The researchers manage to date back gigantic impact that would have created a massive ocean of liquid magma that eventually merged into the earth and the Moon, a key process that is often considered as the beginning of the Moon's life.

Based on the analyses made by Melanie Barboni and her team, the age of the Moon is 4.51 million years, give or take 10 million years. "We were able to correct for everything that was a problem before, the people said about zircon could not be used", Barboni said.

However, Dr. Richard Carlson, director for the department of terrestrial magnetism at Carnegie Institution for Science, told The Verge that the results of Barboni's study was not enough to settle the debate on Moon's age. Carlson has few concerns about the technique used to analyze zircon as well as the assumptions made in the study.

"It is just a very complicated problem they are addressing me, which is why we still do not have a clear answer to such obvious question as the age of the moon", Dr. Carlson explain.
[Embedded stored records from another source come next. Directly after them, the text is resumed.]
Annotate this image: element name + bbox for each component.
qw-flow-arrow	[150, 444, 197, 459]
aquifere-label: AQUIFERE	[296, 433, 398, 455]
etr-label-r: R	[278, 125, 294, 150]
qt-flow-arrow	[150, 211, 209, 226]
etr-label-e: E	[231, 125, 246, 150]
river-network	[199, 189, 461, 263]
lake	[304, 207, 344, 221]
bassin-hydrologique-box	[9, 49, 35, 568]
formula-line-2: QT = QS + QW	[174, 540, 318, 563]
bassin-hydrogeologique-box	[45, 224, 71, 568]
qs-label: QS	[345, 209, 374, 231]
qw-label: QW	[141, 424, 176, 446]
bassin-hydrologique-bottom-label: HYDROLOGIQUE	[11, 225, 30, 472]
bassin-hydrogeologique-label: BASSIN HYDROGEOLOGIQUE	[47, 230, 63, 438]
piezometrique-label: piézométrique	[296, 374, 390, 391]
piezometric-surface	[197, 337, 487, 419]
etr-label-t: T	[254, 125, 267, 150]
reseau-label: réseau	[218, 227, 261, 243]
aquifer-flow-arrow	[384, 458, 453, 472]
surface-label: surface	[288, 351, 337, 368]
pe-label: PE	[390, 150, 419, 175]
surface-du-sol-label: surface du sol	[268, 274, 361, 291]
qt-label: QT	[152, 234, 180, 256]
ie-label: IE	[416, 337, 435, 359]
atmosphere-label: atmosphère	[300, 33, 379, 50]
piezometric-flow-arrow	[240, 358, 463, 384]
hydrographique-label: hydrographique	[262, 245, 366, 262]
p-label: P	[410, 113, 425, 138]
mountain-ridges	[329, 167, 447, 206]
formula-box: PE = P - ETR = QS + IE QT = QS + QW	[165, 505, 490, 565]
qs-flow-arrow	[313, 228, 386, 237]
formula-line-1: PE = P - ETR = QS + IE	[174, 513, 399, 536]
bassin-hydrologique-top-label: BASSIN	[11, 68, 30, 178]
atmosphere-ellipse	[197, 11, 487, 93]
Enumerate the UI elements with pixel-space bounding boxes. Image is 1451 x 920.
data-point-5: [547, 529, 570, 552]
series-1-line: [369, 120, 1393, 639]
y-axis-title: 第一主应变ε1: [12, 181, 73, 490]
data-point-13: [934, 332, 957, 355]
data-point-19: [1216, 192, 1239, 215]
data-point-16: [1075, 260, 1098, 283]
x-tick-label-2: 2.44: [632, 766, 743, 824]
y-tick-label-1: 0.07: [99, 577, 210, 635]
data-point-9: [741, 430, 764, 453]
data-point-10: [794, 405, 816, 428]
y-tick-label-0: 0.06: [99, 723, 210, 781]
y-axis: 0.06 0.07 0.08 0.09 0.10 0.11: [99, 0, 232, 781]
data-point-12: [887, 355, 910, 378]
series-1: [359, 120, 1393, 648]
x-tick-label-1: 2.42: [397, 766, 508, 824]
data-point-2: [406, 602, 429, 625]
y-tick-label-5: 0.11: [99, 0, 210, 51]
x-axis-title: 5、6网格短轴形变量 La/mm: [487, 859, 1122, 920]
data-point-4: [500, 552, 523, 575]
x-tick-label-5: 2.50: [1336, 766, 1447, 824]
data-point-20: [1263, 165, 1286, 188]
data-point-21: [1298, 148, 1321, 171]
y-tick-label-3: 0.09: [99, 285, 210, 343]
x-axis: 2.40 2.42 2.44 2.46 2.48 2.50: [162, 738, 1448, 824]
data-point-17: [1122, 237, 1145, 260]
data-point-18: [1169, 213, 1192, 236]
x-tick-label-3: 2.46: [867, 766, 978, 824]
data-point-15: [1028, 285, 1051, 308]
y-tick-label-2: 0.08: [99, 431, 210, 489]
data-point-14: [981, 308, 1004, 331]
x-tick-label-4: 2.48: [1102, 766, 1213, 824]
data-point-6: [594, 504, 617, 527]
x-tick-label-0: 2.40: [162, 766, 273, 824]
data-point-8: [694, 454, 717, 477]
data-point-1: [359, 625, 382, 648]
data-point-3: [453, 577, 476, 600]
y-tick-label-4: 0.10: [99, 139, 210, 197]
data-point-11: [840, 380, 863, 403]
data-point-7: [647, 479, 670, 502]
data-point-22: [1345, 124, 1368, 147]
But, Barboni still says that it makes sense for the Moon to be old. If some scientists think that life formed as late as 4.1 billion years ago, then the giant impact occurred much earlier than the first emergence of lifeforms, and the Earth has more time to evolve for the right conditions for life to thrive.

Zircon has already been found to be valuable for dating rocks on Earth. This type of rock that crystalizes from magma, dated 4.374 billion years old, and remains relatively unchanged. It is though to have been crystalize when the Moon is still volcanically active, magma from lunar interior erupted onto space and eventually cooled and crystalized into zircon.